Jak jednak olsztynianie odnoszą się do całej akcji? Przeważająca większość osób z którymi rozmawialiśmy z całego serca popiera działania WOŚP. Każdego roku starają się wspomóc, choćby niewielkim, datkiem.
- Gdyby nie Orkiestra to nie wiem, jak wyglądałaby nasza służba zdrowia - powiedział nam około 50-letni mężczyzna.
Jako, że pojawiają się także negatywne informacje ma temat zbiórek czy kwest, postanowiliśmy w naszej ulicznej sondzie poruszyć również ten aspekt.
- Staram się cedzić takie informacje - przyznała nam jedna z kobiet i dodała, że "zawiść ludzka bywa straszna".

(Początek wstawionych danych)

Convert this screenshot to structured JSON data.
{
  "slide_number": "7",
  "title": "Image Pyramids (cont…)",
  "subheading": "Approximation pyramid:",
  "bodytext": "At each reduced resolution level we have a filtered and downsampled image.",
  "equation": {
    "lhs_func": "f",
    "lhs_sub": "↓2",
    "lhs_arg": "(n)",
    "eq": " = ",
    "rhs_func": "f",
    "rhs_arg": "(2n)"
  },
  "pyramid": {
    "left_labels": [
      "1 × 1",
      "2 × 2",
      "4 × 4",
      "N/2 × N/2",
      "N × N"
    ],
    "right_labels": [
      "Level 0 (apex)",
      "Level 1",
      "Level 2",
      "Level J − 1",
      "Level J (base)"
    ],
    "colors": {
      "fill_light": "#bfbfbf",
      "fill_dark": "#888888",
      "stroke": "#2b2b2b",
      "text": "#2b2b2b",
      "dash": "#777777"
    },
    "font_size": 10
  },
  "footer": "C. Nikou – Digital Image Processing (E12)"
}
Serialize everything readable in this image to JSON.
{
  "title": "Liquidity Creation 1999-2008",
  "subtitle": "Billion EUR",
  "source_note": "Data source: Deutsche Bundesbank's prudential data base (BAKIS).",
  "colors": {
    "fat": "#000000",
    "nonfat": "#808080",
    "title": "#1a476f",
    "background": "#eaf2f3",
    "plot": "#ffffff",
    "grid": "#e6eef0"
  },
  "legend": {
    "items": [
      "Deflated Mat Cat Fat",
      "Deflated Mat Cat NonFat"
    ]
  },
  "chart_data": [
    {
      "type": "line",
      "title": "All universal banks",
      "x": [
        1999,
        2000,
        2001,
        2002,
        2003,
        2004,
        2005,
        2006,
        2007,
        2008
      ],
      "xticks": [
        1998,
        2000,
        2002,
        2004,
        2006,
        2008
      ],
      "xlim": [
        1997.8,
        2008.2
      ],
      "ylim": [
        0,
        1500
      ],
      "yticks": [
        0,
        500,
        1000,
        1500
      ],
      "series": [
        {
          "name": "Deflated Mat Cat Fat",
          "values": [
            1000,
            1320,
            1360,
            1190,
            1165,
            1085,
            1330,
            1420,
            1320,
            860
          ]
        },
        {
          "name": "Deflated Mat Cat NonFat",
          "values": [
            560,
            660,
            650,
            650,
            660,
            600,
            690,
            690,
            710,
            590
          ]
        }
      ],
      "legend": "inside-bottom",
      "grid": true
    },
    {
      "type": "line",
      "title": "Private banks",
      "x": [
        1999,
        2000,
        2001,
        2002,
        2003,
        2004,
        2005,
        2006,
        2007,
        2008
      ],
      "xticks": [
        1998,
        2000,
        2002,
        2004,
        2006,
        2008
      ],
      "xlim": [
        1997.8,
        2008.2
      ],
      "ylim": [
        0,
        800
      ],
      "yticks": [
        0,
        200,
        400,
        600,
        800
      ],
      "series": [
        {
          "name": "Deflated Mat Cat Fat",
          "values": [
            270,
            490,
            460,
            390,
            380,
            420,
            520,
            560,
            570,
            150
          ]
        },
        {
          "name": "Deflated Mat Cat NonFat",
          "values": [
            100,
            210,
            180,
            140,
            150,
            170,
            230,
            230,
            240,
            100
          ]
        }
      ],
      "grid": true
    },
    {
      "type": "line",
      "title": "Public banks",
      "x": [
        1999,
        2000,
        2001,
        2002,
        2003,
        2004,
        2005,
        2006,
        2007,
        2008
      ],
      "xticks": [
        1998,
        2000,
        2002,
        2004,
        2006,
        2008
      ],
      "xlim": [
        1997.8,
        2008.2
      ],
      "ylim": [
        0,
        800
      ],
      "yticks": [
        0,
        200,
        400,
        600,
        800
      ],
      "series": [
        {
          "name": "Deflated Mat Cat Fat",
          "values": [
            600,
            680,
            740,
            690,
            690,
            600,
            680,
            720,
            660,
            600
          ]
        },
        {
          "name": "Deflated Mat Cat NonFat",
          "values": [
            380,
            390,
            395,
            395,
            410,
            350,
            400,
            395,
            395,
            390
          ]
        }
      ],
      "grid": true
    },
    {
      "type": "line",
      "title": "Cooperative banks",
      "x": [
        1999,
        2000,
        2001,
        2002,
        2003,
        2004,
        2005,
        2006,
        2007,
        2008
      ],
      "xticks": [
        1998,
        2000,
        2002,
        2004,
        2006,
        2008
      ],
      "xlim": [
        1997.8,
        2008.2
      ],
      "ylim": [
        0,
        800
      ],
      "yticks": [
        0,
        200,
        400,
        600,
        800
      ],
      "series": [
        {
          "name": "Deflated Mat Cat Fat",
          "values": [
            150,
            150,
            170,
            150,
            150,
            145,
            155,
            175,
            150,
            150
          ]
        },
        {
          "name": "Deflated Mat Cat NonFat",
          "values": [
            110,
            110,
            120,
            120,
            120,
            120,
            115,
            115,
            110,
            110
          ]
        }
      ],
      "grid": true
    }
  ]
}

Inna napotkana przez nas osoba zaznaczyła, że to zadaniem państwa jest opieka nad słabszymi czy chorymi. A w akcję pomocy mógłby się włączyć także kościół: - Rzadko się zdarza, by pieniądze z tacy były oddawane na WOŚP. To jest straszne, że żebrzemy o pieniądze dla dzieci, czy na osoby chore. Wiele takich problemów powinno być załatwione przez państwo.
Inny mężczyzna przyznał także, że "kiedy rząd nie jest w stanie odpowiednio zaopiekować się starszymi, czy chorymi, inicjatywę przejmują ludzie".
Kiedy dopytywaliśmy o tą "ciemną stronę" tego typu akcji, jeden z naszych rozmówców przyznał, że "to jest typowo polskie - zamiast szukać pozytywów i wspierać to szuka się historii nie wiadomo jakich, jak to nazwał: z mchu i paproci".
Rok temu WOŚP zebrał 224 376 706,35 zł czyli ponad 13,5 mln zł więcej niż przed rokiem. Znacząca większość środków została dedykowana na dziecięcą okulistykę.
Każdego roku zbiórkę wspiera blisko 120 tys. wolontariuszy nie tylko w Polsce, ale również za granicą.
Od początku istnienia i działania Wielkiej Orkiestry Świątecznej Pomocy udało się zebrać ponad 1,5 mld zł.